Sie sind hier:

Die Senatorin für Wirtschaft, Arbeit und Europa

Außenwirtschaftsförderung wird neu organisiert

18.10.2001

Die Wirtschaftsförderungsausschüsse des Landes Bremen haben heute (18.10.01) den Handlungsleitlinien zur Neuordnung der Außenwirtschaftsförderung zugestimmt. Im Zeitraum 2002 bis 2006 werden insgesamt rund 25,8 Millionen DM bereitgestellt. Zukünftig wird die Außenwirtschaftsförderung unter der Leitung der Bremer Investitions-Gesellschaft mbH (BIG) zusammengefasst. Dadurch wird die internationale Wirtschaftsförderungs- und Ansiedlungspolitik Bremens effizienter. Der Senator für Wirtschaft und Häfen, Josef Hattig: "Die Freie Hansestadt Bremen ist traditionell durch Außenwirtschaft geprägt. Mit der Neuordnung verbessern wir die Marktchancen."

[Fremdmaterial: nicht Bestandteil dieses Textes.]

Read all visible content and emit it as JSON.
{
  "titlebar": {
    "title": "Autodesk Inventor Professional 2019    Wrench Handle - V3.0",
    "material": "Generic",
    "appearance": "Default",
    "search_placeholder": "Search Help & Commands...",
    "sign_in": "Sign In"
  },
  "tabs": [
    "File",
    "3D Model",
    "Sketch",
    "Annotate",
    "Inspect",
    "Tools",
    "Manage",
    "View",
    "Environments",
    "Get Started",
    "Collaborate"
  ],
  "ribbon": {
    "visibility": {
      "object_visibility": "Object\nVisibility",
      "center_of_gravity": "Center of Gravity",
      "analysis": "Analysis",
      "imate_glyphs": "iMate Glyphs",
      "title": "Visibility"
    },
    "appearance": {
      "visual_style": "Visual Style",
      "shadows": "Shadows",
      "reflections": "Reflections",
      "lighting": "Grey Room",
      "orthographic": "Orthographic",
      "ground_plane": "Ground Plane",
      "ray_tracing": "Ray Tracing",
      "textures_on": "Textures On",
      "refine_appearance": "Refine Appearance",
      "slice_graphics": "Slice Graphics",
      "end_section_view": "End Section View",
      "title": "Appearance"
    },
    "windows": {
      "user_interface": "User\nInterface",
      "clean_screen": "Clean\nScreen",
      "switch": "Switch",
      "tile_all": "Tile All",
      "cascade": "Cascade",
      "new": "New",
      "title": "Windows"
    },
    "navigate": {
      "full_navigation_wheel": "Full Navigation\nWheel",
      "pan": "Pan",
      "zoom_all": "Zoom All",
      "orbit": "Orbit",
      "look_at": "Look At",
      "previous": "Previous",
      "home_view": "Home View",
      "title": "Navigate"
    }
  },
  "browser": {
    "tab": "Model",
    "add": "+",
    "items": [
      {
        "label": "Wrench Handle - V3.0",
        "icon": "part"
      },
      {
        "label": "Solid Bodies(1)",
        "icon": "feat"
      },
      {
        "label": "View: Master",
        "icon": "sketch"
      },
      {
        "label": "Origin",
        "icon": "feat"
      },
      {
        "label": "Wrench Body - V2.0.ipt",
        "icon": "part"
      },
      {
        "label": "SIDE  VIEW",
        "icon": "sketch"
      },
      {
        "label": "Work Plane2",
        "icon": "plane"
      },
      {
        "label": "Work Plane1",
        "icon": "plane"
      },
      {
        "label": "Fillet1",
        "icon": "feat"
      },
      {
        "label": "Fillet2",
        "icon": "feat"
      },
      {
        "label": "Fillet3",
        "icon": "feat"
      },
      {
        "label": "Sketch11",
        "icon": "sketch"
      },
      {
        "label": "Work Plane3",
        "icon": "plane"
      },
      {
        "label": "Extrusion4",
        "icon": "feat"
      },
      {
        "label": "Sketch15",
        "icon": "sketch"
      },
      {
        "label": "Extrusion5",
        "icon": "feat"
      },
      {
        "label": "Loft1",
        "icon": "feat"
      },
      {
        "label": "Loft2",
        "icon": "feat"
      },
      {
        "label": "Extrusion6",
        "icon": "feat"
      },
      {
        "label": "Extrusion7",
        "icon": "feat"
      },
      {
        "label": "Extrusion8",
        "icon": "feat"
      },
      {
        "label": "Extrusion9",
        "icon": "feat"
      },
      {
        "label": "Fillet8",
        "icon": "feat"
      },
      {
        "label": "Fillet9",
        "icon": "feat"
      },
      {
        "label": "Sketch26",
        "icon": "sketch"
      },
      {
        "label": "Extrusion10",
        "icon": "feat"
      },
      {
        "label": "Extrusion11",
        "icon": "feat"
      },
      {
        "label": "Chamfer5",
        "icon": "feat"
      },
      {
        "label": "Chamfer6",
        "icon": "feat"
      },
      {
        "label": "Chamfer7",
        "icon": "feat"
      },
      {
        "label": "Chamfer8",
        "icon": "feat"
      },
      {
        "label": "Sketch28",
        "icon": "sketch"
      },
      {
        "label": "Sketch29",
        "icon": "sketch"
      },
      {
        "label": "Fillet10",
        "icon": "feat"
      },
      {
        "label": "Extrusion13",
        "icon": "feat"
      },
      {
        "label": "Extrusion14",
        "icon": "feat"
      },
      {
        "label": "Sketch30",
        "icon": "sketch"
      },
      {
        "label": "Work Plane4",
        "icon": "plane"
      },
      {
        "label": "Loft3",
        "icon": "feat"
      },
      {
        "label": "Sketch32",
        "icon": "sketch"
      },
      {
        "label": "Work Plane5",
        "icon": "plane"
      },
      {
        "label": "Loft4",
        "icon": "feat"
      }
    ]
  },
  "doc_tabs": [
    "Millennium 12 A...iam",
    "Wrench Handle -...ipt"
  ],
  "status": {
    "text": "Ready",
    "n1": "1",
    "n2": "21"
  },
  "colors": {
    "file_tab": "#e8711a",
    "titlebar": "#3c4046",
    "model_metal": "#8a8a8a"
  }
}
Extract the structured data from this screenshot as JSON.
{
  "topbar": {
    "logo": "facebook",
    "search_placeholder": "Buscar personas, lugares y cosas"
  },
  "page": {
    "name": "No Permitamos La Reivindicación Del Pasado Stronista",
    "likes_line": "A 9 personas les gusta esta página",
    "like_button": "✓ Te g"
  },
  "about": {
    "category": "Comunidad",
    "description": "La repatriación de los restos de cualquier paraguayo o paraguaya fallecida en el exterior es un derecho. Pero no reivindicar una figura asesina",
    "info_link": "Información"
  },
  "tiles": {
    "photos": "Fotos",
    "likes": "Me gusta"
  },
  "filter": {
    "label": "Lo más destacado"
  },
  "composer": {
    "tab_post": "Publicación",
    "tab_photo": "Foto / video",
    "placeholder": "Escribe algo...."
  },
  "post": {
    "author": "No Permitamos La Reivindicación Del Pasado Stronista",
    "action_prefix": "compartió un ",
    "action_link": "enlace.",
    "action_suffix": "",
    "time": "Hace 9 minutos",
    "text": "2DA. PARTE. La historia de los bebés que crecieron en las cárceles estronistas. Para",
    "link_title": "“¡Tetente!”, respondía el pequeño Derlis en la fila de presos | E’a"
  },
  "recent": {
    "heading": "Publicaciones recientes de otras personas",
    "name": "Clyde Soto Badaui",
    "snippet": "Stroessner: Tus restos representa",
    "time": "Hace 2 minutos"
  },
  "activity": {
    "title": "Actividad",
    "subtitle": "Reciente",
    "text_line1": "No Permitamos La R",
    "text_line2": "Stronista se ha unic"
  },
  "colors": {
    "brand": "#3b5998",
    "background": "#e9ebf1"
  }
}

Im Zentrum der Neuordnung steht die zum 01. Januar 2001 erfolgte Verschmelzung der Bremen Business International (BBI) auf die Bremer Investitions-Gesellschaft mbH (BIG). Im Zuge dieser Fusion erfolgen die internationale Akquisition und das internationale Marketing durch die BIG. Einzelbetriebliche Außenwirtschaftsförderung – also die Abwicklung der Förderprogramme – wird in der Stadt Bremen von der Wirtschaftsförderungsgesellschaft (WfG) und in Bremerhaven von der Bremerhavener Gesellschaft für Investitionsförderung und Stadtentwicklung mbH (BIS) wahrgenommen. Schließlich wird die Bremer Gewerbeflächen Gesellschaft mbH (BGG) – eine Tochter der BIG - mit dem Management des World Trade Center (WTC) betraut.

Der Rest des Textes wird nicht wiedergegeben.